The MAN president promised to expand of the manufacturing sector by bringing more manufacturers into the fold and ensuring that sectoral groups were made vibrant.
“We have about 10 sectoral groups, but if you look at the relative contributions you will observe that not more than four or five sectoral groups are responsible for most of the contributions of the manufacturing sector to the economy and for most of the employment as well,” Ahmed said.
He decried the decline of the textile sector, adding that efforts to broaden the sector and ensure that other sectors not adequately functioning were restored to good shape.
He said that the tremendous capacity of the leather and footwear sector was not being fully exploited due to the lack of value addition.
“Value addition is the key to success in manufacturing; for instance, if you take the process from hide to finished leather and compare the value that is added from that finished leather to a pair of women’s handbags, the difference is huge.
“The same scenario is applicable to food processing; you produce cocoa, turn it into cocoa butter and you export it.
“What you get from that cocoa butter, they convert into chocolates, for the same quantity of cocoa butter, the manufacturers of chocolate will make literally a thousand times more than you do.
“Hence, there is need to deepen the sectors,” he said.
The MAN Chief also reiterated the need to constantly improve on the technology of manufacturers, particularly with growth and evolution of technology.
“It is not enough to have a factory you must also watch what technology is doing to that factory.‘If you do not update your technology very soon your processes will become obsolete and therefore your products will not be competitive,” he said.
The MAN boss noted that manufacturers depended on basic infrastructure such as electricity, water, transportation and urged government to continue to invest massively in infrastructure for rapid industrialisation.
“It is known that the poorer the infrastructure, the higher the cost at which they can produce and deliver products to the market.
“So, building infrastructure is one of the most critical responsibilities of the government for industries as a whole to be more competitive.
“Next, is improving the spending power of the ordinary people because the higher the spending power, the more demand for products.
“So, putting more money in the pocket of ordinary Nigerian clearly creates more market for the manufacturers,” he said.
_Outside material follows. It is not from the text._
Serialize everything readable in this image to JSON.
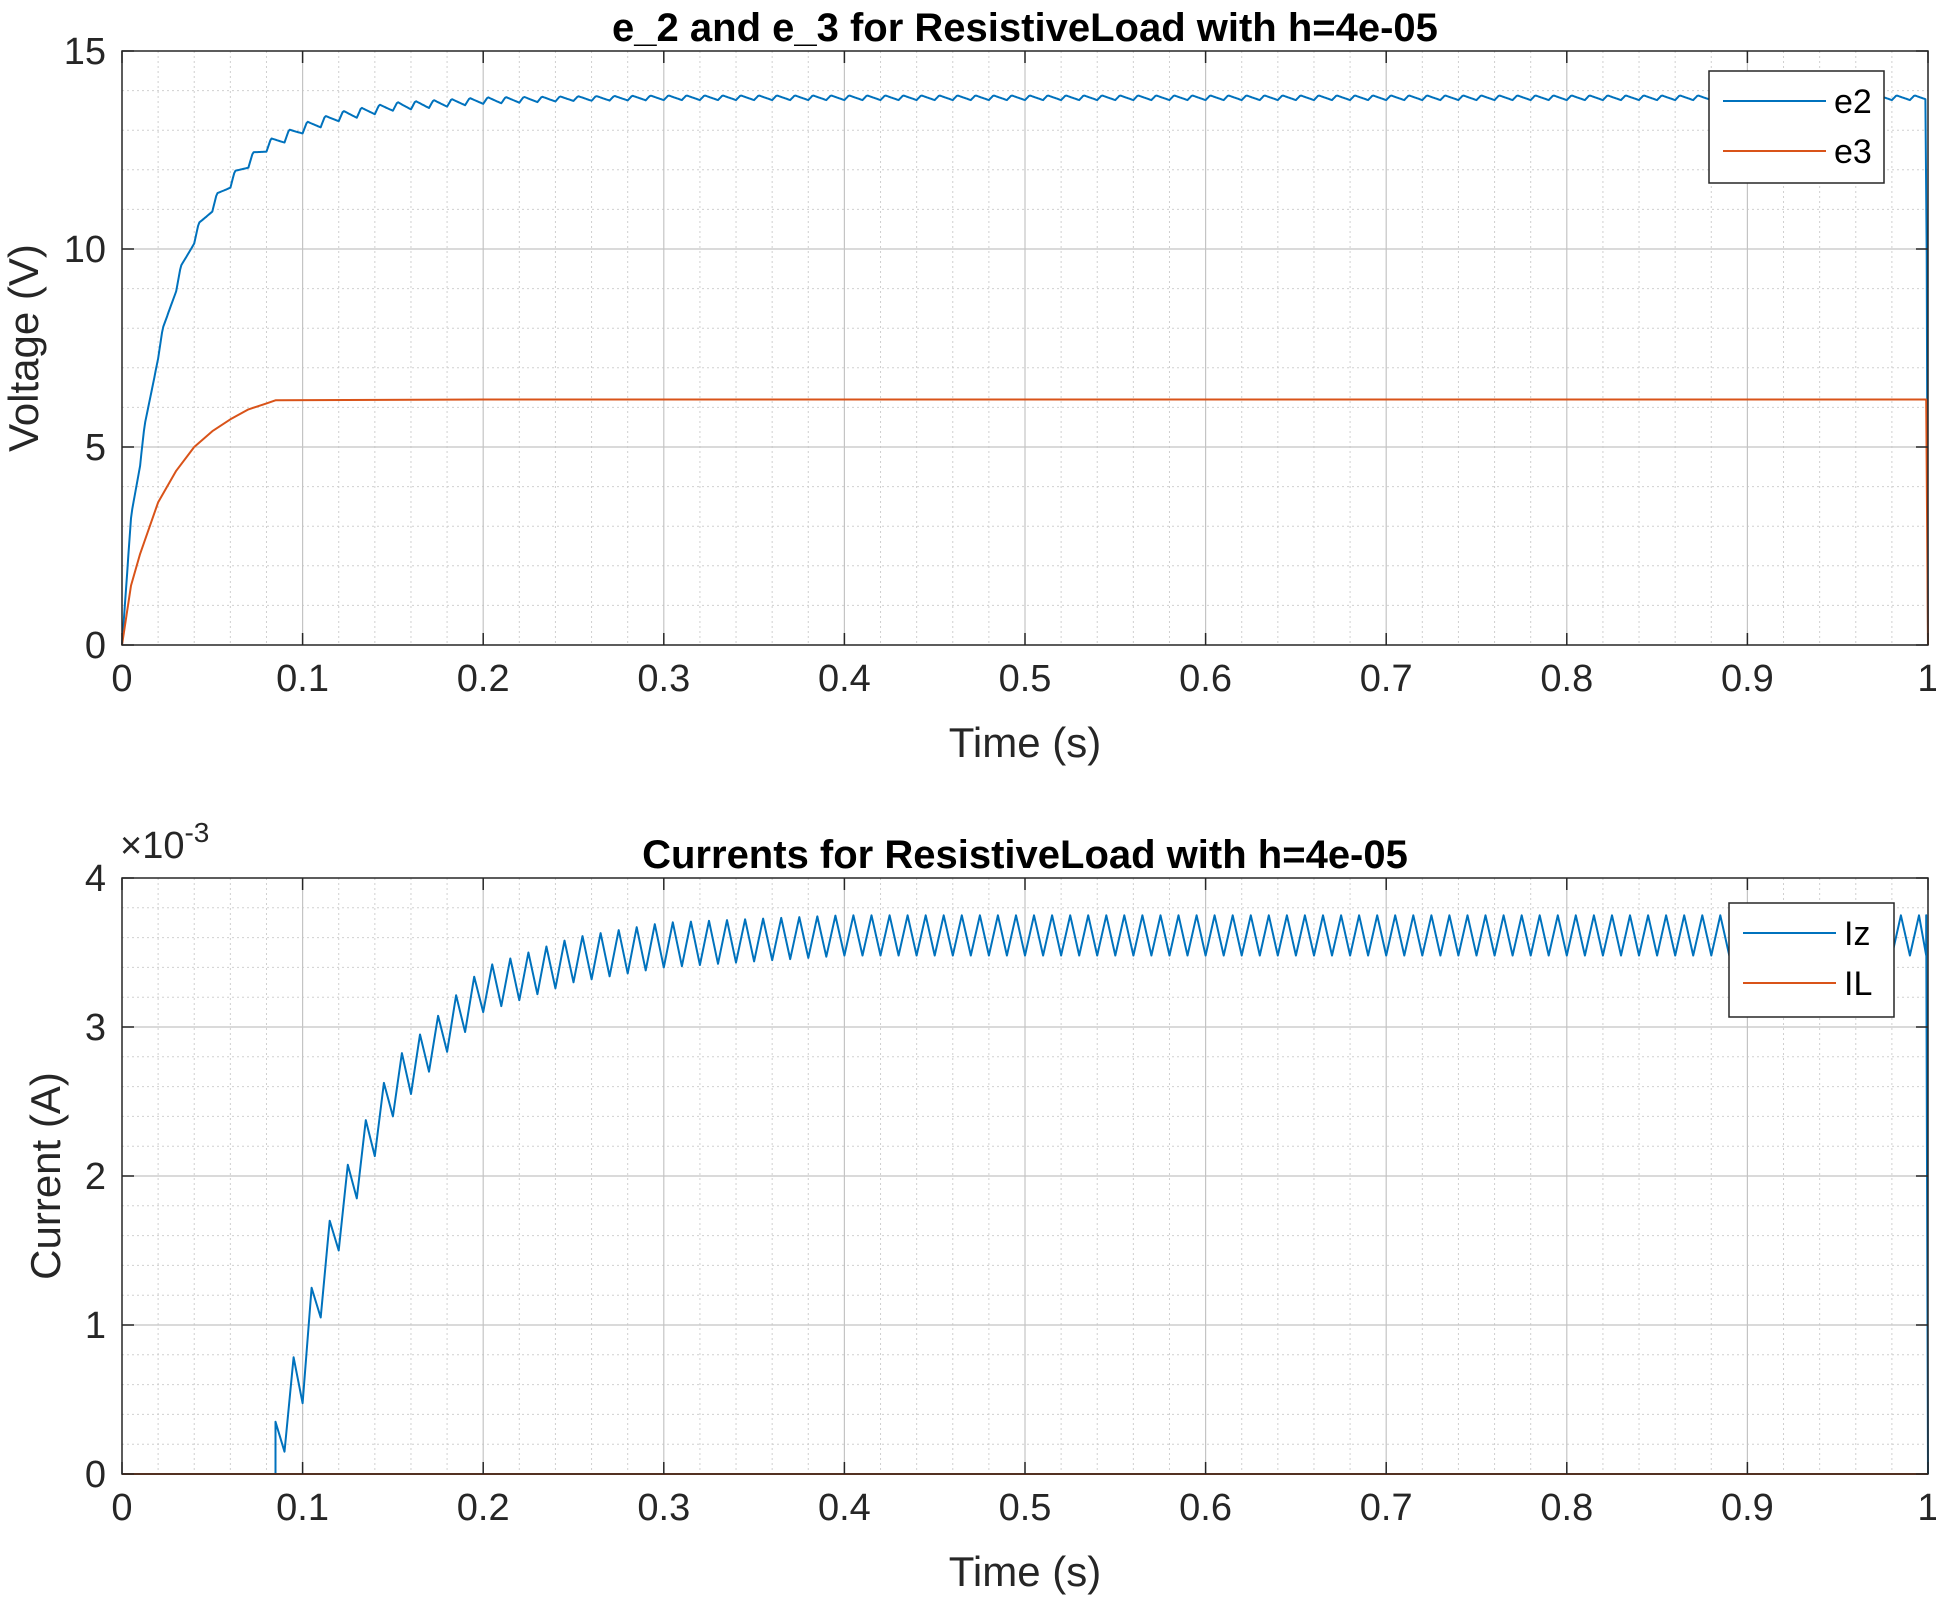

He said that MAN would continue to engage the government to make laws and regulations that discourage trade malpractices, particularly smuggling, counterfeiting, dumping.Ahmed urged government to lower lending rates and make foreign exchange rate stable and competitive for manufacturers.
“For instance, if you borrow funds to invest at 20 per cent interest rate, you must make more than 20 per cent for that investment to yield benefit.
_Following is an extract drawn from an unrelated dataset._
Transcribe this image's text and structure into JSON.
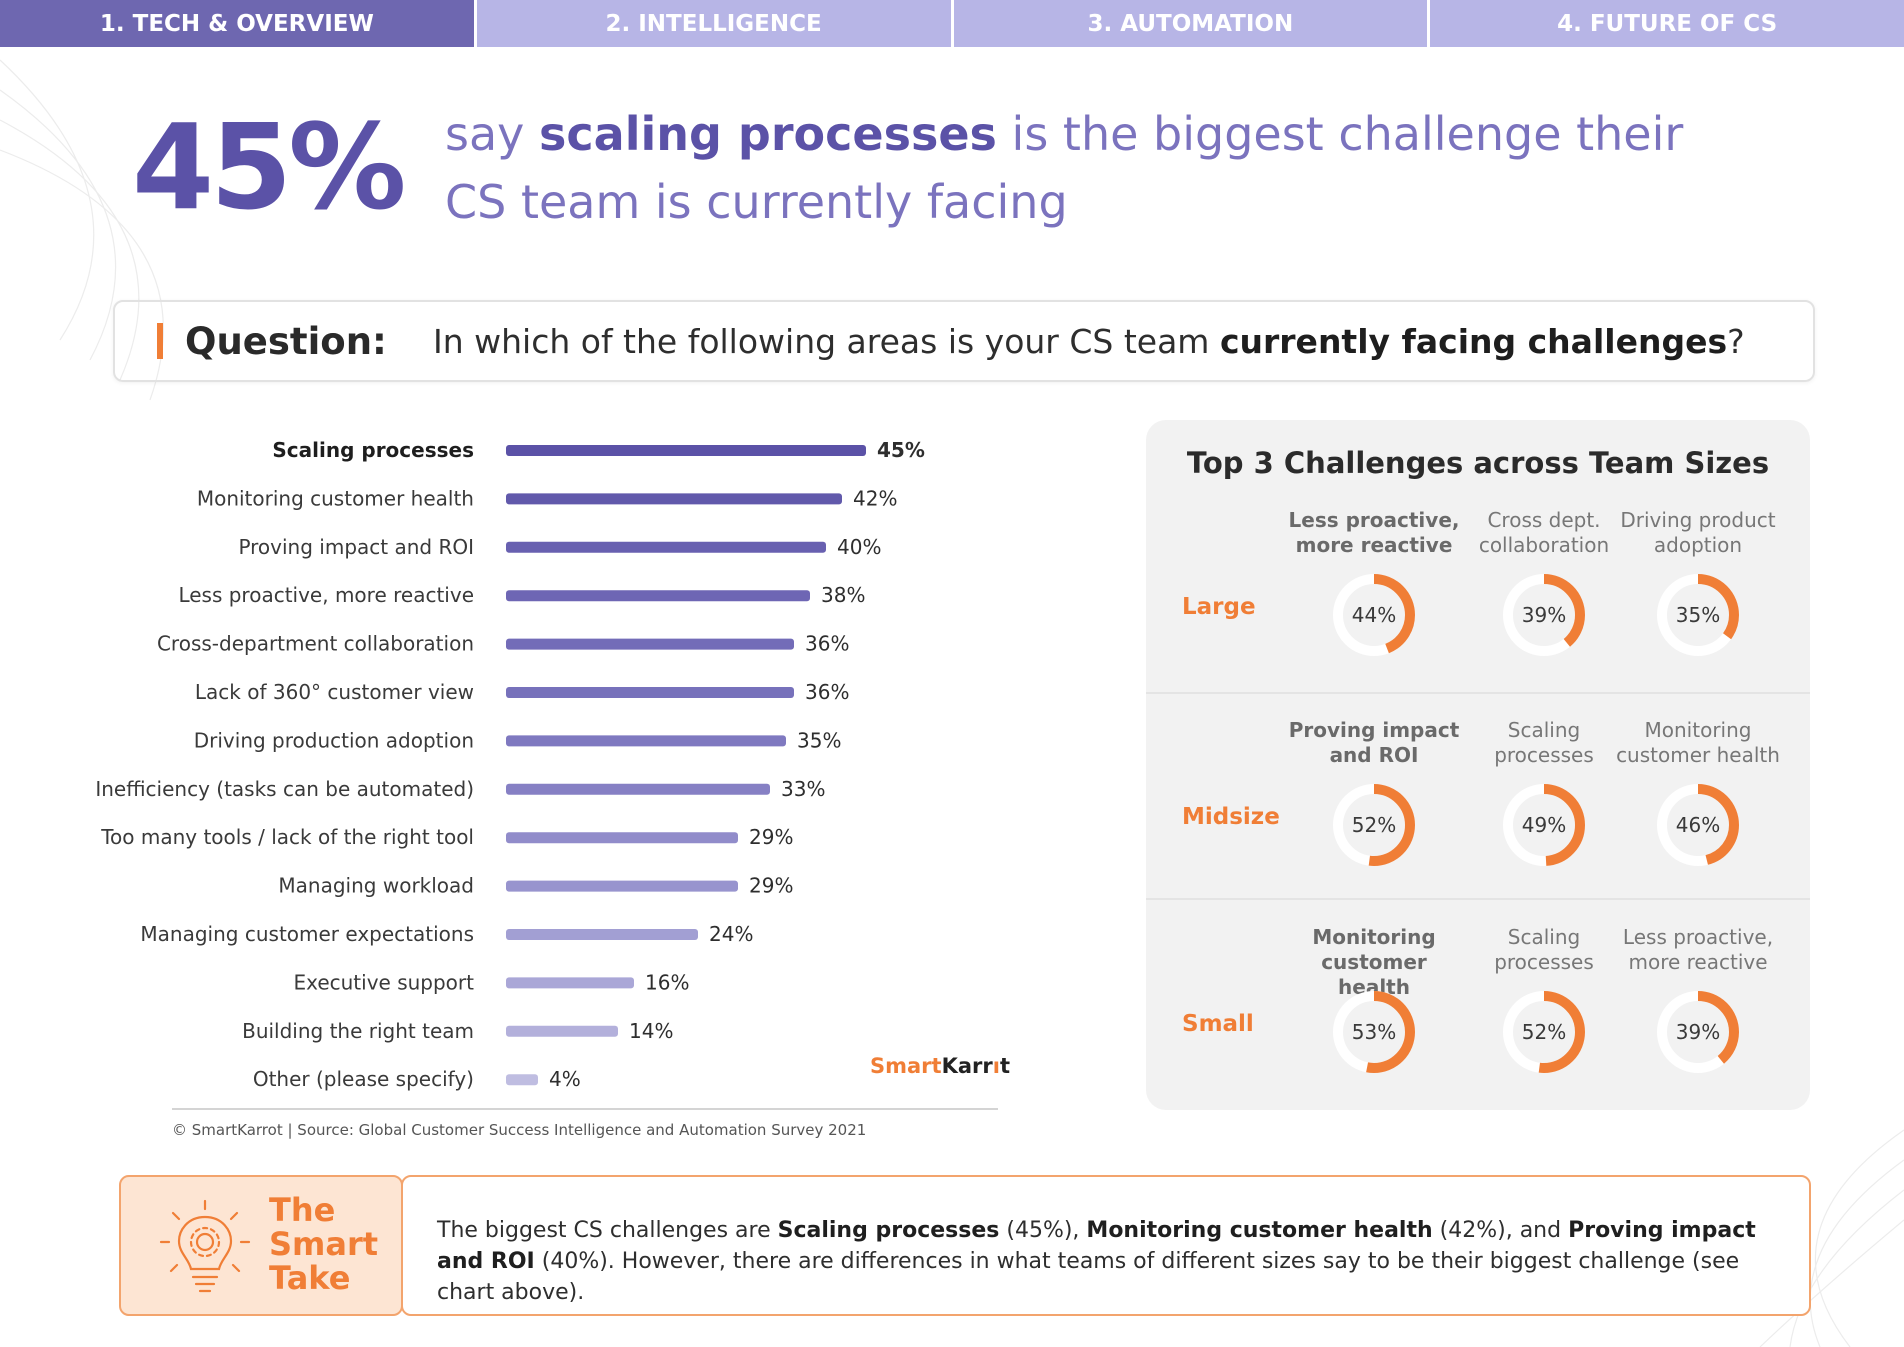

“In other countries, it is less than 10 per cent interest rate for investments, this means that you will have problem competing with manufacturers from those countries.
“Also of importance to the manufacturing sector is the foreign exchange not only in terms of rate but of stability.
“As much as possible, we want a competitive foreign exchange rate and also to remain reasonably stable, if it fluctuates it makes it difficult for you to plan your operations,” he said.